James H. Nye, Southern Asian bibliographer at the Regenstein library and director of the South Asia Language and Area Center, said that Cutler was an extremely sensitive translator and teacher. "He had a sensitivity to the nuances of language that he brought to his work as a translator and to someone studying medieval Tamil texts," Nye said. "That's the same sensitivity he brought through to his interactions with students."
Cutler provided instruction in all levels of Tamil and was committed to teaching students through primary sources. "He was thoroughly appreciated and loved by the students because he was so willing to work to accommodate their needs," Seeley said. "If a student needed a particular level or set of texts he would manage to find the time to provide the class for him."

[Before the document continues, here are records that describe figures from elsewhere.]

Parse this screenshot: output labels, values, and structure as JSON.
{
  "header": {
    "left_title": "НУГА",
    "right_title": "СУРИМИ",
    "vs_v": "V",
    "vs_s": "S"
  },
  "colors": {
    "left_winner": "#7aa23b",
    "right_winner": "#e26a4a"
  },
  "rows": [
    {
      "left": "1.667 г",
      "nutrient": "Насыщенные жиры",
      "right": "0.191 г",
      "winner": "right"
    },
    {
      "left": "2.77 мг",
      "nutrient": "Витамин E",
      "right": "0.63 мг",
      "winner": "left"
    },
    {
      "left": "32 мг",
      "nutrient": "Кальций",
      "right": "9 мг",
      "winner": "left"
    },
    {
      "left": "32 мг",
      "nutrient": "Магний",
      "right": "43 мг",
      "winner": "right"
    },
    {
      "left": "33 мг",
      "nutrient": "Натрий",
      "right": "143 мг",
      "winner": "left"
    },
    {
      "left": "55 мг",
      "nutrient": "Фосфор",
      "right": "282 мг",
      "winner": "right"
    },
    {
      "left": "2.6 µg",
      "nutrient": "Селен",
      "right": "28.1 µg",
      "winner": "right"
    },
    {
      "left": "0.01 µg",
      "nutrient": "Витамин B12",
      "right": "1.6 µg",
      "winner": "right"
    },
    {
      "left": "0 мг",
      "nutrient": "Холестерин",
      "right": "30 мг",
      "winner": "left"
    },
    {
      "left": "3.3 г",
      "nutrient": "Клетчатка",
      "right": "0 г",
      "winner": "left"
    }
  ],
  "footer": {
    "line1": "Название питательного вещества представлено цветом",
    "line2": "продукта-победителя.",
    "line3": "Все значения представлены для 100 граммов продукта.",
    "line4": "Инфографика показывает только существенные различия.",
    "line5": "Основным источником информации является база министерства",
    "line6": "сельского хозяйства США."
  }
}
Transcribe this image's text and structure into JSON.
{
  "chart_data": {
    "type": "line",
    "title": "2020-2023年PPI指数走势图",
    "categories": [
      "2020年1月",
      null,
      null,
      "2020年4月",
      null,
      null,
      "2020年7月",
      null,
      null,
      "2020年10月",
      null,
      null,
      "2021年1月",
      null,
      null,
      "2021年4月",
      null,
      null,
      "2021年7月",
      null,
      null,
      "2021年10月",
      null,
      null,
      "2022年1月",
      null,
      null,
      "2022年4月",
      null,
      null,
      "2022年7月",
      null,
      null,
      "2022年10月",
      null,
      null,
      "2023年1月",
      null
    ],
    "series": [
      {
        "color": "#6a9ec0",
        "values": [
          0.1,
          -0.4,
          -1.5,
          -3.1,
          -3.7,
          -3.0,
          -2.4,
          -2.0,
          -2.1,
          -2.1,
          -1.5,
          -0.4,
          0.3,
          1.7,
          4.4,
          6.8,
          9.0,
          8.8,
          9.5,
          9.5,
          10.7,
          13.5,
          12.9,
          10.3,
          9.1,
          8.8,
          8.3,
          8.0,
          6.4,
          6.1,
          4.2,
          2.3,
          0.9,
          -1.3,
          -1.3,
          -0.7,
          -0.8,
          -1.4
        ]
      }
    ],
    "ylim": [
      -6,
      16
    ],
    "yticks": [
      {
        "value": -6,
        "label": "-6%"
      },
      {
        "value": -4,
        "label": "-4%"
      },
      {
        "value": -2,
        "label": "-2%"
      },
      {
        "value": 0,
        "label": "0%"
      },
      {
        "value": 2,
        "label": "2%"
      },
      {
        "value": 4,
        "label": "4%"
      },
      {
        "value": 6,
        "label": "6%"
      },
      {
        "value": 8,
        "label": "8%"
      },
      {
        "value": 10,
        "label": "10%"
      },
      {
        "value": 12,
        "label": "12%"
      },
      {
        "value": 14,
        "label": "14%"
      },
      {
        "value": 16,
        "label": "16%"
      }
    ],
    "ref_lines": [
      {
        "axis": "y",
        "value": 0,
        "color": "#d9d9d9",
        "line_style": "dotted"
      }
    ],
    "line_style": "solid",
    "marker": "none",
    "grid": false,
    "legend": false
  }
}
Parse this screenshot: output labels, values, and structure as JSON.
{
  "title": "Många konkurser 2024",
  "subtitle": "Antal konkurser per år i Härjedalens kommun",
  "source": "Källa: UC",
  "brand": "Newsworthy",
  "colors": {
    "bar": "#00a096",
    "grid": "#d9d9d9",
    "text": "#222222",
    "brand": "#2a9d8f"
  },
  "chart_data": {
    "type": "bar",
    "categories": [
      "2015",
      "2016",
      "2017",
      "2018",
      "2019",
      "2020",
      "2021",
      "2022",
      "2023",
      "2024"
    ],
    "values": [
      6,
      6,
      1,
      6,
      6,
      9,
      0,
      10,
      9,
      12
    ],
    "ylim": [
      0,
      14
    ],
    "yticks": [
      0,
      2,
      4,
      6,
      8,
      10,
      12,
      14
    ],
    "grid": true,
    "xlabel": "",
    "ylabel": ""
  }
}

Cutler was appointed chair of the department of South Asian languages and civilizations in June. Previously, he served as the chair of the committee on Southern Asian studies and the associate director of the South Asian Language and Area Center on campus.
"He stood out as an extremely fair person and that was important in the way that he led many of his activities related to South Asia on campus," Nye said. "He's dearly missed by his colleagues and by his students."
Born in Silver Spring, Maryland, Cutler received his B.A. from the University of Michigan. During college, he received awards from the American Institute of Indian Studies and National Defense Foreign Language Fellowships to study Tamil at the University of Washington. Cutler came to the University of Chicago as a graduate student in 1975 after receiving his M.A. After earning his Ph.D., Cutler began teaching the Tamil language at the University.
Cutler's works include Songs of Experience: The Poetics of Tamil Devotion, a study of religious poetry based on his Ph.D. dissertation, Consider Our Vow: Translation of Triuppavai and Tiruvempavi into English, and "The Fish-Eyed Goddess Meets the Movie Star: An Eyewitness Account of the Fifth International Tamil Conference," an essay about modern Tamil culture. Cutler is an editor of Gods of Flesh, Gods of Stone: the Embodiment of Divinity in India, and A Gift of Tamil, a collection of Tamil literature.
A recent essay of Cutler's, entitled "Three Moments in the Genealogy of Tamil Literary Culture," will appear in Literary Cultures in History: Reconstructions from South Asia, a collection which is being edited by Sheldon Pollock, a professor in the department of South Asian language and civilization. This work documents the cultural history of Tamil literary scholarship and historical memory.
A memorial service for Cutler will be held at 1:30 p.m. on Sunday, March 3 at his home at 4932 North Karlov.